Didalam memenuhi permasalahan yang kompleks ini, diperlukan penobatan rohaniawan/pandita dan pinandita. Dalam agama Hindu disebutkan bahwa untuk mencapai tingkat atau status pandita/pinandita, seseorang harus menempuh upacara ritual yang sangat formal. Upacara ritual ini disebut ”DIKSA”. Tanpa upacara Diksa, seseorang betapapun pandainya belum dapat disebut pandita/pinandita. Dasar hukumnya dapat kita jumpai dalam kitab suci Veda, yakni dalam Atharvaveda XI.I.I. yang menyebutkan :
”Satyam Brhad Rtam Ugram Diksa Tapo Brahman Yajña Prithiwim Darayanti”.
Artinya :
Sesungguhnya satya Rta Diksa Tapa Brahman dan Yajña, yang menyangga dunia  ini. (Dana1996:2)

Mantra ini menjelaskan mengenai dasar-dasar keyakinan agama Hindu yang harus dipegang dan dikembangkan sebaik-baiknya, salah satu diantaranya adalah Diksa.
Kata Diksa berasal dari bahasa sansekerta yang artinya suatu upacara penerimaan menjadi murid dalam hal kesucian. Dari kata diksa ini munculah kata diksita yang artinya diterima menjadi murid dalam kesucian. Dalam perkembangannya lebih lanjut, kata diksa berarti askara yaitu suatu upacara penyucian diri untuk mencapai tingkatan dwijati. Kata dwijati berasal dari akar kata ”ja” yang artinya lahir. Dwijati artinya lahir kedua kalinya. Lahir yang pertama adalah dari kandungan ibu dan lahir yang kedua dari dang guru suci atau nabe. Dalam kitab Siwa Sasana disebutkan bahwa ”sejak seseorang mendapat  diksa atau upacara penyucian, mereka dikenal sebagai Dwijati dan dari padanya diharapkan mulai mematuhi segala peraturan kebrahmanaan”. Rohaniawan/pandita dan pinandita yang melalui proses tata upacara diksa inilah yang mempunyai wewenang luas dan lengkap dalam pelaksanaan ”Loka Pala Sraya” itu yakni wewenang didalam memimpin atau menyelesaikan berbagai yajña termasuk dalam memberikan Air Suci (Tirtha).

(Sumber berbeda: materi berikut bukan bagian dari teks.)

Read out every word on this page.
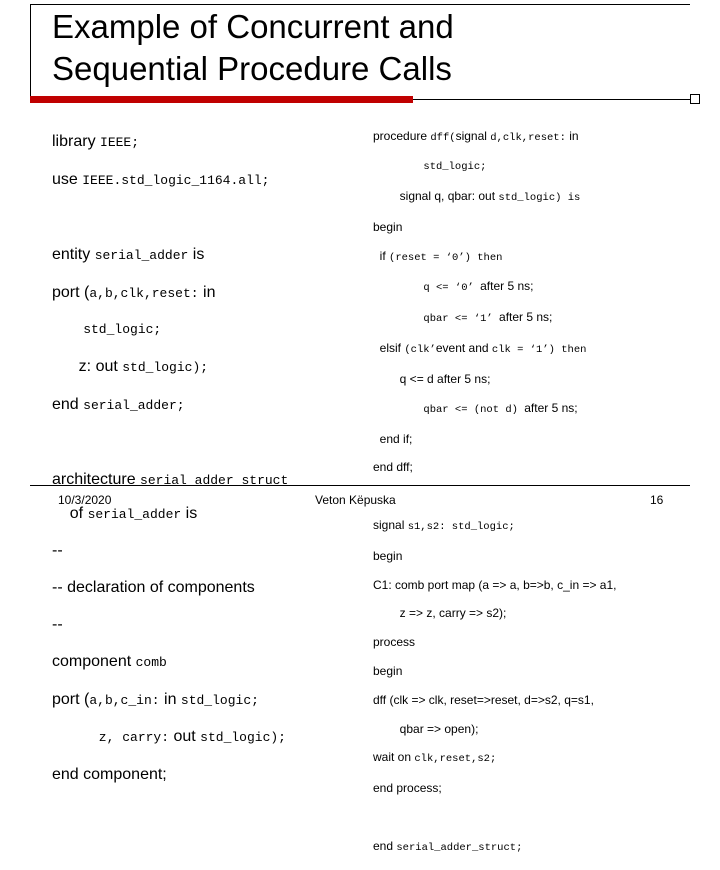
Example of Concurrent and
Sequential Procedure Calls

library IEEE;

use IEEE.std_logic_1164.all;

entity serial_adder is

port (a,b,clk,reset: in

std_logic;

z: out std_logic);

end serial_adder;

architecture serial_adder_struct

of serial_adder is

--

-- declaration of components

--

component comb

port (a,b,c_in: in std_logic;

z, carry: out std_logic);

end component;

procedure dff(signal d,clk,reset: in

std_logic;

signal q, qbar: out std_logic) is

begin

if (reset = ‘0’) then

q <= ‘0’ after 5 ns;

qbar <= ‘1’ after 5 ns;

elsif (clk’event and clk = ‘1’) then

q <= d after 5 ns;

qbar <= (not d) after 5 ns;

end if;

end dff;

signal s1,s2: std_logic;

begin

C1: comb port map (a => a, b=>b, c_in => a1,

z => z, carry => s2);

process

begin

dff (clk => clk, reset=>reset, d=>s2, q=s1,

qbar => open);

wait on clk,reset,s2;

end process;

end serial_adder_struct;

10/3/2020	Veton Këpuska	16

Landasan sastra yang termuat dalam beberapa pustaka rontal yang sementara ini diketemukan di Bali. Rontar-rontal itu digunakan sebagai acuan sehingga pengungkapannya mempunyai suatu landasan yang dapat dijadikan pegangan. Mungkin masih banyak  pustaka rontal lainnya yang memuat tentang upacara mediksa dan atau menggunakan kawikon, namun kesulitan mengumpulkannya sangat terasa, mengingat rontal-rontal tersebut tersebar luas dan bahkan tidak jarang menjadi koleksi-koleksi perorangan disamping adanya koleksi resmi seperti pada gedong kirtya di Singaraja (sekarang menjadi museum cabang pusat Dokumentasi Bali di Denpasar), Musium Bali di Denpasar, Fakultas Sastra Universitas Udayana, institut Hindu Dharma (Universitas Hindu Indonesia UNHI) dan lain sebagainya.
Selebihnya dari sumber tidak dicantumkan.